What about when you want to actually produce your own Japanese? You want to connect with another human being. You want to speak and write! What now? You’ve been merely recalling information. You’ve been passive the entire time. What’s your fate? To never engage in conversation?
Let’s touch on what production cards actually look like.
There are a 2 main ways people practice production with flash cards
1. The English is shown, and you must turn it into Japanese
2. A Japanese sentence is shown, with a blank, and you must fill in the blank
There are other ways, but I want to focus on these 2.
First, there is nothing wrong with these. Plenty of people do them with varying degrees of success. However, I wanted to explain my reason for not liking them and not incorporating them into the Jalup decks.
1. You are looking at English.

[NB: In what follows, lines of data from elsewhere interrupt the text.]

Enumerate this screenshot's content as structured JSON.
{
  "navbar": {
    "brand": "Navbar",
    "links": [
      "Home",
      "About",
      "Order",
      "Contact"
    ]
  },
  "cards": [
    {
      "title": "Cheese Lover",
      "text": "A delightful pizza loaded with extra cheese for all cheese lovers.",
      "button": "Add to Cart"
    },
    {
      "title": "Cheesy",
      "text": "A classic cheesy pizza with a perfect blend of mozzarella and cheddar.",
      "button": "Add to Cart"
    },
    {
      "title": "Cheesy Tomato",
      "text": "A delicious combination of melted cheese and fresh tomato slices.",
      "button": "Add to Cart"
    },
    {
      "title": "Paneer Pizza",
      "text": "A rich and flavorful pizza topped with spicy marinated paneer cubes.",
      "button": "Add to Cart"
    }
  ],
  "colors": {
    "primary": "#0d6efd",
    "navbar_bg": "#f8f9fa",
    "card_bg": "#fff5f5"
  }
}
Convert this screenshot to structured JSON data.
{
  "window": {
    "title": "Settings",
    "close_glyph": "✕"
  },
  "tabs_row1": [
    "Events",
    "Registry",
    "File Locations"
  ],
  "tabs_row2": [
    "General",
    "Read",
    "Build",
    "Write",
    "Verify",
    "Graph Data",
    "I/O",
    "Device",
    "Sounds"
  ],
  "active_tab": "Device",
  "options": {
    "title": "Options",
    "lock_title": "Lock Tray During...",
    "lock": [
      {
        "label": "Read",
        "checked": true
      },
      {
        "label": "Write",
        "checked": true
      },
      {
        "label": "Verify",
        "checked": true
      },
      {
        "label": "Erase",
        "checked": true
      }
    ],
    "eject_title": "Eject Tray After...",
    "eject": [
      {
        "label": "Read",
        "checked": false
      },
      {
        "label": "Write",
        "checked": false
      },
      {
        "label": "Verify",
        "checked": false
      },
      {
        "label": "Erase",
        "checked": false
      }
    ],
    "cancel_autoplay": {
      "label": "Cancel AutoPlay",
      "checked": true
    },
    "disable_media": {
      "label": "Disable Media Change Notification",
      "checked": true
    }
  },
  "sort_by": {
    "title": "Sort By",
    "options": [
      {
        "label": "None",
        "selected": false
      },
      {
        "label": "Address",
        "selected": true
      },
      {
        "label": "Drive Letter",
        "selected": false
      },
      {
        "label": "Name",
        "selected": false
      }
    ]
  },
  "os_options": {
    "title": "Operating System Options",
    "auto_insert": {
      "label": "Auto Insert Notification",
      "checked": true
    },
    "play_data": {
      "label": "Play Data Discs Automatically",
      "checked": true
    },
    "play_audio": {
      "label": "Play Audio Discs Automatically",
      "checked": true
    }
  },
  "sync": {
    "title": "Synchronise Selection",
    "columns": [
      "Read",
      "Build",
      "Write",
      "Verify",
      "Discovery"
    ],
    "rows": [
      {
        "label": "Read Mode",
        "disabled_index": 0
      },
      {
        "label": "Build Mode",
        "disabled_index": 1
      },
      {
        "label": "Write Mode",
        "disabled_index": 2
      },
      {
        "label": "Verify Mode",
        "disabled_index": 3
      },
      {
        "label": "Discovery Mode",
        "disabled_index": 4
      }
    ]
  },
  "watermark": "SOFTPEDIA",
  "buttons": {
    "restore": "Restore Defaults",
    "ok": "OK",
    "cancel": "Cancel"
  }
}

Then artificially changing it into Japanese. This has a few problems.
Eventually, when you get good at your recall cards with Japanese on the front, and English on the back, you stop looking at the back. You read the front Japanese sentence, know that you know it, and skip the back. This is the goal. This is how you breeze through the easy cards. You don’t want to be reading English where you don’t have to, especially once you get to J-J.
The other problem is that as you get better, you can start translating sentences in a variety of ways. The answer on the back isn’t the only correct way, and you don’t want to mark yourself wrong for not having picked the exact way.
2. Fill in the blank or “Cloze sentences” I just find boring, and make me feel like I’m stuck in an eternal classroom environment. Some people love and swear by them though, and say they hold great power.
I’m not putting down either production method (or others not listed here), so if you think it might be for you, giving it a try never hurts. You may find it is exactly what you’ve been looking for.
However, what I really want to focus on is:
Production cards are not necessary to learn to produce Japanese.
During recall flashcards, you are “mimic producing.” You are repeating the sentences. Through native immersion, you are repeating and shadowing. The effect is obvious immediately. You are able to produce Japanese on your own, but it’s not anywhere near as close as your ability to recall it. Your passive knowledge is much higher than your active knowledge? Does this sound familiar? How about your own native language?
From beginner to intermediate level, you feel it the most. You can’t produce what you want, despite understanding it. This can feel a little frustrating.
However, I guarantee you that the more you continue with these recall cards, the more you immerse, the more you shadow, the more your production ability will grow.
Ask yourself this:
Would you rather be able to “understand” a conversation or “speak” in a conversation?
You can always simplify your words, make mistakes, and sound awkward, but be able to talk. But you can’t simplify what the other person is saying. “I just had a conversation with a Japanese person, and I couldn’t say anything!” This sound familiar?
How many conversations have you had so far?
2? 5? 20? 50?
While you may not need production cards to learn to talk, you absolutely will need conversation practice. Its the only way to get your mind used to converting all that passive knowledge into active knowledge. No amount of flash cards or immersion is going to prepare you for conversation.
Your only option is to start doing it. Dive right in. Have those first dozen awkward conversations (which they definitely will be). Then watch and smile as your internalized Japanese starts being converted to externalized Japanese. Life will be good. You are in it for the long game. No need to rush the process.